Published: 19 April 2007

Amendments as of 19 Apr 2007 are shown in blue

Originally posted 30 March 2007

Members will be aware of the increasingly high profile which the European Community is taking in the regulation of shipping, particularly in relation to environmental protection.  Members States are required by 1 April 2007 to implement a particularly controversial measure, the EU Ship Source Pollution Directive.

The aspect which attracted most attention is the criminalisation of pollution caused by “serious negligence”.  This expression is imprecise and there are worries about how it would be interpreted by a Court after a high profile incident. The industry has become increasingly concerned over the trend towards criminalisation of seafarers. However it is not only shipowners and crew who have cause to be concerned. The Directive extends to any persons who cause or contribute to pollution, so that charterers, classification societies, salvors and others may find themselves facing criminal proceedings even though the pollution was caused accidentally. The same all-embracing approach has been taken to geographical scope as the Directive applies not just to territorial waters but also exclusive economic zones and the high seas.

The Directive is under challenge from a number of industry bodies headed by INTERTANKO which have petitioned the European Court of Justice to consider the legality of certain features of the Directive, particularly in relation to areas of potential conflict with MARPOL.

It is reported that Cyprus, Malta and Greece do not intend to implement the Directive pending the ECJ ruling but Spain, Belgium, Germany, Estonia, Czech Republic, Sweden and the Netherlands have done so. The enforceability of the Directive in States which have not yet implemented it is unclear.

The determination of the Europe Community to enforce the Directive is apparent from the following Press Release.

Press Release

Brussels, 29 March 2007

New EU rules to crack down on sea pollution come into effect

Starting in April, the 27 Member States of the European Union will display their common determination to tackle unlawful discharges at sea by giving full effect to legislation adopted in 2005. Europe will at long last have a sufficiently dissuasive system of penalties to prevent and deal with maritime pollution more effectively. Illicit discharges at sea are, alas, still being made  and preventing them is now more than ever a priority for Europe.

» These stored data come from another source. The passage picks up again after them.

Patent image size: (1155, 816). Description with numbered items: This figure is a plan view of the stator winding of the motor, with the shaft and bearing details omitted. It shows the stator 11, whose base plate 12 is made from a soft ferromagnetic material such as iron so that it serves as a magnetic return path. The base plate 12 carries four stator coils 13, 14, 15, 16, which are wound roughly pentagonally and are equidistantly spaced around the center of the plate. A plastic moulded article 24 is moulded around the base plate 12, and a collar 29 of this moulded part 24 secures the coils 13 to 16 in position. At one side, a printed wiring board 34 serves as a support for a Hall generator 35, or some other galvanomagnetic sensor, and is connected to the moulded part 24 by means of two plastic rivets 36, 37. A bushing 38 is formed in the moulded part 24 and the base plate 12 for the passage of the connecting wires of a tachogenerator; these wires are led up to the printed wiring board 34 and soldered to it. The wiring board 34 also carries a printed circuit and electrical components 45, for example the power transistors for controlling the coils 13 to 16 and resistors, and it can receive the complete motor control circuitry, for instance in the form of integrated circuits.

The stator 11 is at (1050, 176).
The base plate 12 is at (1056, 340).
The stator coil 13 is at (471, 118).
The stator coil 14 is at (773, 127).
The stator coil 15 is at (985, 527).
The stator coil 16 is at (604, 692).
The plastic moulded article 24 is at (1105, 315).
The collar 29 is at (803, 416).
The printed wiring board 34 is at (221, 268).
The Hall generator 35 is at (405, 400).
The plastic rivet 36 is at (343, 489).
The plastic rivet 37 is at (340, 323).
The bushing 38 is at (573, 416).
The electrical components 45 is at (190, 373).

"We must get tough on illegal discharges and gross negligence must be fought at all cost: the threat of criminal penalties hanging over polluters' heads will help to protect our coasts. We cannot tolerate deliberate pollution or gross negligence by a minority of operators who tarnish the image of the shipping industry," said Jacques Barrot, Commission Vice-President in charge of transport.

Directive 2005/35 on ship-source pollution and the introduction of penalties for infringements is intended, in line with international law, to impose penalties on any party – master, owner, charterer, classification society, etc. – found to have caused or contributed to illegal pollution deliberately or as a result of gross negligence.

The Directive tackles discharges in all sea areas, including on the high seas. It applies to all ships calling at EU ports, whatever flag they fly. The scheme also provides for cooperation between Port State Authorities to enable action to be taken at the next port of call.

The Directive is also designed to enhance cooperation between Member States to detect illegal discharges and develop methods to identify a discharge as originating from a particular ship. The European Maritime Safety Agency will assist the Commission and Member States in this task.

The Member States are obliged to incorporate this Directive into their national law by 31 March 2007. The Commission will leave no stone unturned to ensure that it is implemented.